Et c’était bien l’enfer. Les damnés gesticulaient comme sur les fresques des églises. Ils sautaient et sautillaient pour échapper au feu qui les brûlait. Des volutes de fumée enveloppaient les têtes qui s’agitaient en tous sens. Des éclairs en lueurs subites dévoilaient des visages déformés, infiltraient des bouches grandes ouvertes sur des cris qu’on ne pouvait entendre. Des coups sourds et puissants secouaient la tente.
Le fils du roi garda son sang-froid, invoqua Saint Georges et chercha des yeux le dragon à terrasser. Beaucoup de ces pauvres hères étaient vêtus des habits de fête endossés pour la visite du prince, chausses, pourpoints et robes de couleur vive, chemises et cols en dentelle, bérets et bonnets gaufrés. Mais des costumes étranges, des cuirasses à épaulettes, des tenues impudiques, des cheveux en tirebouchon désignaient de toute évidence les serviteurs de Satan. Il aperçut un personnage masqué, une cape rouge flottant sur les épaules, couvert des pieds à la tête d’un justaucorps sur lequel se lisait un grand S rouge. Il tira la dague de sa ceinture.

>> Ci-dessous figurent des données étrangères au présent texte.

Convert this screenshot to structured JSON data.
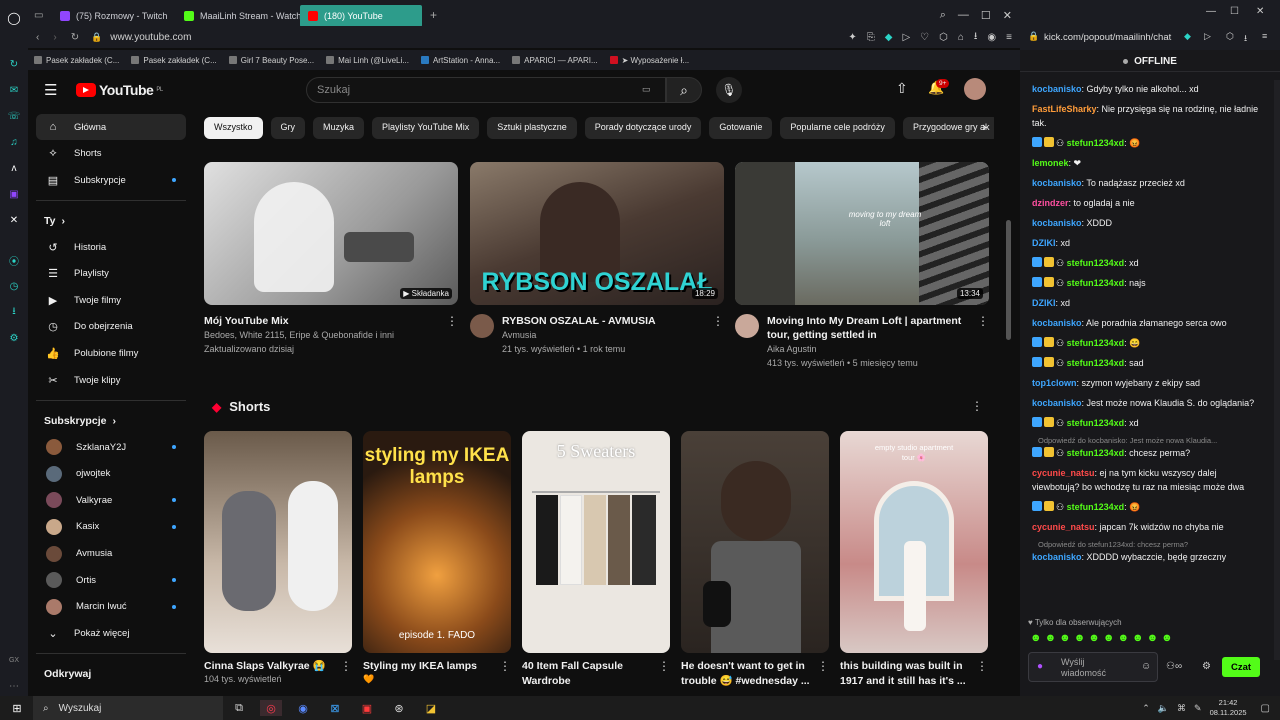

Il allait frapper lorsqu’il sentit des mains entourer sa taille et le tirer en arrière. Il se retourna, prêt à en découdre. Ce qu’il vit le transforma en statue de sel. Une jeune femme aux longues tresses blondes et aux yeux de myosotis le regardait en souriant. Elle correspondait trait pour trait à l’idéal qu’il attendait depuis tant d’années. La taille fine, le regard vif, elle levait sur lui un visage volontaire et bienveillant.
— Arrête ! cria-t-elle.
(à suivre)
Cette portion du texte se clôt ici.